The film presents five former “cleaners” who, despite the non-disclosure agreement they have signed with their former employers, articulately explain what they did, why they did it, how it made them feel and what impact performing this task had on them in the long run.

The social media giants and the outsourcing companies are secretive about the “cleaning” aspect of their operations; therefore, the pioneering work done by Block, Riesewieck and their team to bring to light how this work is performed in the frontline and by whom, is not only a scoop, but also a valuable contribution to the important debates concerning social media, fake news, freedom of expression and its limits. By focusing on the cleaners and their experiences and giving them ample room to present themselves, warts and all, the filmmakers have made a documentary that feels like a psychological drama. This approach makes their documentary interesting for a very wide audience beyond those who are interested in social media. In fact, it shows how ordinary people with whom we can identify and empathise try to cope under extreme conditions. Some of this makes for uncomfortable yet compelling viewing.

Block and Riesewieck have also found former mid-level managers from the social media giants who speak very eloquently and clearly about real live examples of the challenges they faced and how they tried to cope with what often were unprecedented situations. The testimony of Nicole Wong formerly responsible for policy in this area at Google and Twitter lays out the complex issues she was faced with very well.

Their documentary is least interesting when they show examples of people and cases who generate the posts that the cleaners must deal with, but thankfully this part of the documentary is not overlong. The case for Facebook posts containing hate-speech being mainly responsible for the escalation of the conflict between Buddhists and Rohingyas in Myanmar was not convincingly made,

With The Cleaners, Block and Riesewieck have created a thrilling documentary about the human challenges of a hitherto unexamined part at the frontline of the new media. By not adding a commentary voice, they avoid telling the viewer what to think, thereby making the impact of what the protagonists tell us even stronger and more direct. The research behind the documentary cannot have been easy and is clearly of high quality. The Cleaners is a remarkable first effort and one can hope for more great documentaries from these filmmakers. 

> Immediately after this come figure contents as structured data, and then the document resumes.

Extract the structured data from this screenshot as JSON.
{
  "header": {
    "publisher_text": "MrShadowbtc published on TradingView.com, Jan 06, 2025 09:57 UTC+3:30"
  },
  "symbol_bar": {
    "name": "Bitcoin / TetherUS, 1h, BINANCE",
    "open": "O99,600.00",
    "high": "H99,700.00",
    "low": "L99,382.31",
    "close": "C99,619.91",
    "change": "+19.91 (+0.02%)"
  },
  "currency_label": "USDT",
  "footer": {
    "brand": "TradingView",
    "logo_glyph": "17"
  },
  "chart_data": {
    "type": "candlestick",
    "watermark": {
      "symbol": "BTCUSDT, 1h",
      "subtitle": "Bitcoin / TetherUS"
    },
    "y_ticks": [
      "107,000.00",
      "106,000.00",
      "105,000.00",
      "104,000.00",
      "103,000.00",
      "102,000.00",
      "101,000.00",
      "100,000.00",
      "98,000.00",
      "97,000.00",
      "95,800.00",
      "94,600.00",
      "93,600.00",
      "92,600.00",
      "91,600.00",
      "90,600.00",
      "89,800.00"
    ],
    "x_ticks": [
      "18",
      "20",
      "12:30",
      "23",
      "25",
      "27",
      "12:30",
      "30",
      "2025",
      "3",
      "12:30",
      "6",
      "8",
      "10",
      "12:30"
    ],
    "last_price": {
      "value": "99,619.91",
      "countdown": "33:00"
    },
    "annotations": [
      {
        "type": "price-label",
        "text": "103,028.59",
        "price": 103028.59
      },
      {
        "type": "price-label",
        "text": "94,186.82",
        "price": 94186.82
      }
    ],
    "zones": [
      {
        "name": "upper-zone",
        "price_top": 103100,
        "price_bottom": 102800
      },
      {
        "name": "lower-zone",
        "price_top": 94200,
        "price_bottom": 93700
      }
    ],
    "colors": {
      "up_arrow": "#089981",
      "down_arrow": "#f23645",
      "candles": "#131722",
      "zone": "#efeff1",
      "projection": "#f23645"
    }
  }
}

With the rapid development and convergence of new technologies (Artificial Intelligence, picture and film editing tools) the task of the human cleaners may soon be replaced by software while the challenge may soon be overtaken by ever greater manipulative technologies used to appeal to people’s emotions.  Nevertheless, The Cleaners is the timely product of the kind of documentary journalism which should be reinforced and multiplied. Organisations to which film-makers can turn for support (financial, technical, commissioning and more) have a crucial role to play here. Independent Public Broadcasters like the Austrian Broadcasting Corporation ORF and the BBC in the UK have played an important role in making this documentary possible. They and the others are to be congratulated and supported for successfully fulfilling they’re role of critically examining important political, social and economic developments in an accessible and suspenseful way.

The Cleaners is a documentary, that holds the viewer’s full attention, informs you, makes you think and will stay with long after the final credits. Highly recommended.